Let there be nothing but the truth between them now, since there had once been an important lie.
“If we’d been destined for somewhere else, I would have come to London for you. I wanted you enough to beg. I wanted you to marry me and come back to Scotland with me.”
She didn’t look at him, concentrating instead on her clasped hands. Her head was bent, and he wanted to place a kiss on the nape of her neck, ease her back against him and hold her. Would he always feel empty without Virginia in his arms?

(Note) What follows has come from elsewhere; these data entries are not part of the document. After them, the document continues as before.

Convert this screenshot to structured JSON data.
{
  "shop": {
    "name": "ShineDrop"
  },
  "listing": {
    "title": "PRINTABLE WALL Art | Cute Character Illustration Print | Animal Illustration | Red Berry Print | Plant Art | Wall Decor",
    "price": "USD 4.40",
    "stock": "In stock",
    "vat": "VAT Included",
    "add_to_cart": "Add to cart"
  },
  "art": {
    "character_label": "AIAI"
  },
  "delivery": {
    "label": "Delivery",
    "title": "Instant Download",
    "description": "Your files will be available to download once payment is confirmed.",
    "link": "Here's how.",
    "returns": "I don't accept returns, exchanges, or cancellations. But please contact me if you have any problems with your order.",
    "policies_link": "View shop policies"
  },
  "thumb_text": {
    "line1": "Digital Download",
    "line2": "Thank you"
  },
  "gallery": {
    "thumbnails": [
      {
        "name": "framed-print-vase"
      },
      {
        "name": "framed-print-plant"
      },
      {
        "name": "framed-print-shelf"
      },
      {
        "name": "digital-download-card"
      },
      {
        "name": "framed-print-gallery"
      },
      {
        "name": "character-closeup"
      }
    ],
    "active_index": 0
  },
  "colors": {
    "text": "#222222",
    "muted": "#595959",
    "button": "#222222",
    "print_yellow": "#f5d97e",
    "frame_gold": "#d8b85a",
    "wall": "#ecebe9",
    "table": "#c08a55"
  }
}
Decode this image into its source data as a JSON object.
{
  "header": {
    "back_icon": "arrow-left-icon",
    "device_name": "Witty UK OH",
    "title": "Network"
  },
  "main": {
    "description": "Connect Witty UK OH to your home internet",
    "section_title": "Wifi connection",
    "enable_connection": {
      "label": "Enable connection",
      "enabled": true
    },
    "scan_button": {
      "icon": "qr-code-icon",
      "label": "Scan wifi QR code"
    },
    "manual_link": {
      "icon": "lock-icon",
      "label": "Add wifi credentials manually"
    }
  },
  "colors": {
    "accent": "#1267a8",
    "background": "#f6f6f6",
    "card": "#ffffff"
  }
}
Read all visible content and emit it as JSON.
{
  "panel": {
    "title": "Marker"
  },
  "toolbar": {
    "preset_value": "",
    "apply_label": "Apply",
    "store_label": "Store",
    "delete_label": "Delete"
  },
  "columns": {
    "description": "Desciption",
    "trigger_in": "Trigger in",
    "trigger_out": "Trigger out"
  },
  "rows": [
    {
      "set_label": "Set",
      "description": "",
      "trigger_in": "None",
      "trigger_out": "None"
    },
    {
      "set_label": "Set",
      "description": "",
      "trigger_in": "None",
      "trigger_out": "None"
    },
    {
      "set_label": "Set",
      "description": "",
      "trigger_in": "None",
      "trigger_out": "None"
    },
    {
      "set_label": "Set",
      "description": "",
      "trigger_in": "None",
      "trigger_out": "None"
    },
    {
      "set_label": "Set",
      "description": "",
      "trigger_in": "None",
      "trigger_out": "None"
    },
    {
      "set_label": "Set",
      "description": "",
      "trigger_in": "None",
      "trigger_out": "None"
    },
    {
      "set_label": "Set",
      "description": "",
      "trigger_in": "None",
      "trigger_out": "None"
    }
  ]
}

He had won at everything he’d touched.
He’d never won at her.
Perhaps love wasn’t about winning or losing. Perhaps it wasn’t a game or war at all. If you were lucky, you found someone who made you think and laugh, with whom you wanted to spend your hours. If you were truly fortunate, loving that person changed you, made you better, softened your rough edges and fueled your ambition even further.
Dear God, but he loved her. He loved everything about her, from the way her nose wrinkled when she was reading to her habit of touching him on the arm while speaking.
When he entered a room, she stopped what she was doing, sending him a smile that made his toes curl.
How could he live without her?
“Stay with me,” he said. “Stay at Drumvagen and make it your home. If I need to travel, you can go with me. You and Alistair.”
“They’re depending on me.”
“Your London family?”
She nodded.
“So, you intend to let the lie continue?”
She surprised him by shaking her head. “I can’t. Because you’re my family, too. More than anyone else.”
He hated the worry in her eyes.
“I have a solution,” he said. “Tell them to come to Drumvagen. Tell them all to come. They’ll be part of our clan. Anything they want, they can have.”
“You would do that?” she asked, her eyes widening.
“I would do anything for you, Virginia. Don’t you know?”
“Enid is beyond stubborn, and insists on her own way. She’s used to having her own household and it wouldn’t be an easy transition.”
“I can’t wait for her to butt heads with Brianag.”
A look of amusement lit Virginia’s face, curving her lips and banishing the sadness. “Oh, dear, it will be a war, won’t it?”